Poder-se-á traduzir o título do quadro de Grosz, Kraft und Anmut, por vigor e elegância. Estaria certamente de acordo com o espírito da obra. No entanto, prefiro outra tradução: força e graça. Graça no sentido daquilo que é gracioso, não no sentido de graça divina, pois em alemão esta graça diz-se Gnade. Este afastamento lexical entre Anmut e Gnade não permite compreender aquilo que é de imediato perceptível em português: o carácter gratuito da graciosidade, da beleza. A graça de uma mulher, a sua elegância, não é uma mera obra sua mas uma dádiva recebida, um dom. e sem ele não há esforço que dê graça a uma mulher. Dito de outra maneira, a graça é uma Graça. Já Kraft reenvia para a ideia de exercício e de esforço. A força ou o vigor são um produto próprio, o resultado de um exercício que pretende transformar a fragilidade do homem em força. Daí, o carácter eternamente rude da força, ao contrário da natureza etérea da graciosidade feminina. 

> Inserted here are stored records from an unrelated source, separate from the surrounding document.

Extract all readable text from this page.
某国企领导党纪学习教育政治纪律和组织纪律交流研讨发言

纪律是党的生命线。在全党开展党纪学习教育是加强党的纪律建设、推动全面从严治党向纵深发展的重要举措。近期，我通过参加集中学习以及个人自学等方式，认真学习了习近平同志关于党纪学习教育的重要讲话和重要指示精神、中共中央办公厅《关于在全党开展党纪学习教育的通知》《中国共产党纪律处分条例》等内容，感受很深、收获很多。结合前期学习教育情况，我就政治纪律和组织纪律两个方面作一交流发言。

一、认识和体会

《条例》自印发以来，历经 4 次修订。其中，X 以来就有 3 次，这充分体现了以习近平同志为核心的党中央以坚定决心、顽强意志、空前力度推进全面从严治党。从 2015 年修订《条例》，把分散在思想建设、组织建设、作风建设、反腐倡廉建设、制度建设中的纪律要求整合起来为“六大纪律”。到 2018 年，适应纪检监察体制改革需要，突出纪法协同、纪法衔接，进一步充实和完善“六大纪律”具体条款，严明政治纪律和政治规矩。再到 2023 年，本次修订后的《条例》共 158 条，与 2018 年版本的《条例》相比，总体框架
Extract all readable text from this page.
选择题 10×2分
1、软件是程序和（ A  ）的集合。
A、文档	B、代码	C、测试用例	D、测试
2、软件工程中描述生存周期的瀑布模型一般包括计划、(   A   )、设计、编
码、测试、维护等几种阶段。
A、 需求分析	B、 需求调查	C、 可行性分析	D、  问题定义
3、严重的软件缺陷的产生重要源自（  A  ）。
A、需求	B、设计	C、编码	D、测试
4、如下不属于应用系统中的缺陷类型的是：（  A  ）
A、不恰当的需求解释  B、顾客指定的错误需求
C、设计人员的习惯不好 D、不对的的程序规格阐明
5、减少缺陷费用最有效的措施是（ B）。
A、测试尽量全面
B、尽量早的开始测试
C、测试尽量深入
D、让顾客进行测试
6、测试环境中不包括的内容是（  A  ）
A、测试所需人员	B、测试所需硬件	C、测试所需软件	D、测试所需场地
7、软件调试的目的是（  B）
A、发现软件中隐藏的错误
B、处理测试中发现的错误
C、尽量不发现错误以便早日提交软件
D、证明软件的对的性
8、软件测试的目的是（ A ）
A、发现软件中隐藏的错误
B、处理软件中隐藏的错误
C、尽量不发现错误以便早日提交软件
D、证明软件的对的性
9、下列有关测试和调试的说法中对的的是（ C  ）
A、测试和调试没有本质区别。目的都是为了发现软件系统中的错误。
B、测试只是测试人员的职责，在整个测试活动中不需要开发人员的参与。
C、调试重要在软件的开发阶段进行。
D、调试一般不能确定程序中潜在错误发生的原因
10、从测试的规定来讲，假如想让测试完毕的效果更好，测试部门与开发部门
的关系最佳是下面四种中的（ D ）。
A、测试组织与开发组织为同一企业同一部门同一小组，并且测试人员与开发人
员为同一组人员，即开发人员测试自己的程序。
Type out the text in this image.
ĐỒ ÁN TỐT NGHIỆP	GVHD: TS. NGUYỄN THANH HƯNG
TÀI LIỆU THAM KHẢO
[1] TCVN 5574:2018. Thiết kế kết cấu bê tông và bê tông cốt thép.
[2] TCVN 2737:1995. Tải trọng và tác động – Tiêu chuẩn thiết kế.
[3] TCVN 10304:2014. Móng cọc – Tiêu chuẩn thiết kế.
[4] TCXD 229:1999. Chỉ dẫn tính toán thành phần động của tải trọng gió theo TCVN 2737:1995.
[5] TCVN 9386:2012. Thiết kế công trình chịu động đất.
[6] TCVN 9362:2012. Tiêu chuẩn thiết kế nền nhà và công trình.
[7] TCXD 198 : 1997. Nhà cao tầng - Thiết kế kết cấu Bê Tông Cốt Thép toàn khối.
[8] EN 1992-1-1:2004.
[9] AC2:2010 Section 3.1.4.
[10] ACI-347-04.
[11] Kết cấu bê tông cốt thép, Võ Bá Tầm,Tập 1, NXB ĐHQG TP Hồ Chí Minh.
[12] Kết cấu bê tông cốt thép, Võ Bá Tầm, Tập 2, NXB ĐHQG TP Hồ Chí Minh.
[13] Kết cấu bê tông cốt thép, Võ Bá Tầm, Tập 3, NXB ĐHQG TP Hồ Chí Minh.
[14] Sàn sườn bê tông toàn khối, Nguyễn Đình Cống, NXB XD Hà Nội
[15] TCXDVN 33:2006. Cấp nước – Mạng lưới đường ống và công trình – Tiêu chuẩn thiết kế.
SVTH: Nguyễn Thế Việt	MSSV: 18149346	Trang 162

terça-feira, 6 de setembro de 2011

Adão e Eva


Uma simbólica essencial inscreve-se no mito de Adão e Eva. Não dirá tanto respeito à queda, mas à tarefa de ressurreição e de emancipação que se coloca aos seres humanos na sequência da queda. Homem e mulher tornam-se um para o outro caminho, mediação, possibilidade. A consumação da feminilidade de toda a Eva passa pela mediação de Adão e vice-versa, a consumação da virilidade de qualquer Adão passa pela mediação de uma Eva. Talvez o sentido mais profundo da indissolubilidade do matrimónio não resida na proibição da separação dos casais reais, mas na indissolubilidade entre o masculino e o feminino na experiência espiritual.

quarta-feira, 24 de agosto de 2011

A floresta-mulher


Se o homem é aquele que percorre a floresta, como lenhador ou guarda-florestal, a mulher é a própria floresta. A floresta não é um sítio onde, vinda do exterior, a mulher penetre e procure um caminho. O caminho da mulher é o reconhecimento da sua própria natureza florestal, com os múltiplos caminhos que a atravessam, com a obscuridade que lhe pertence, mas também com as árvores, os fetos, os líquenes e os musgos. Labiríntica, selvagem, suave, ameaçadora e disponível para ser trilhada. O homem percorre a floresta, intui caminhos, tenta orientar-se. A viagem na floresta, para o homem, é um caminho, uma peregrinação. Para a mulher a única viagem na floresta é a da coincidência consigo mesma, o estar plenamente em si, um ser-se na florestidade que a constitui, com os seus trilhos, perigos e segredos. A floresta é o símbolo da eterna inocência feminina; para o homem, é a oportunidade de, ao percorrer os trilhos florestais, tornar-se inocente.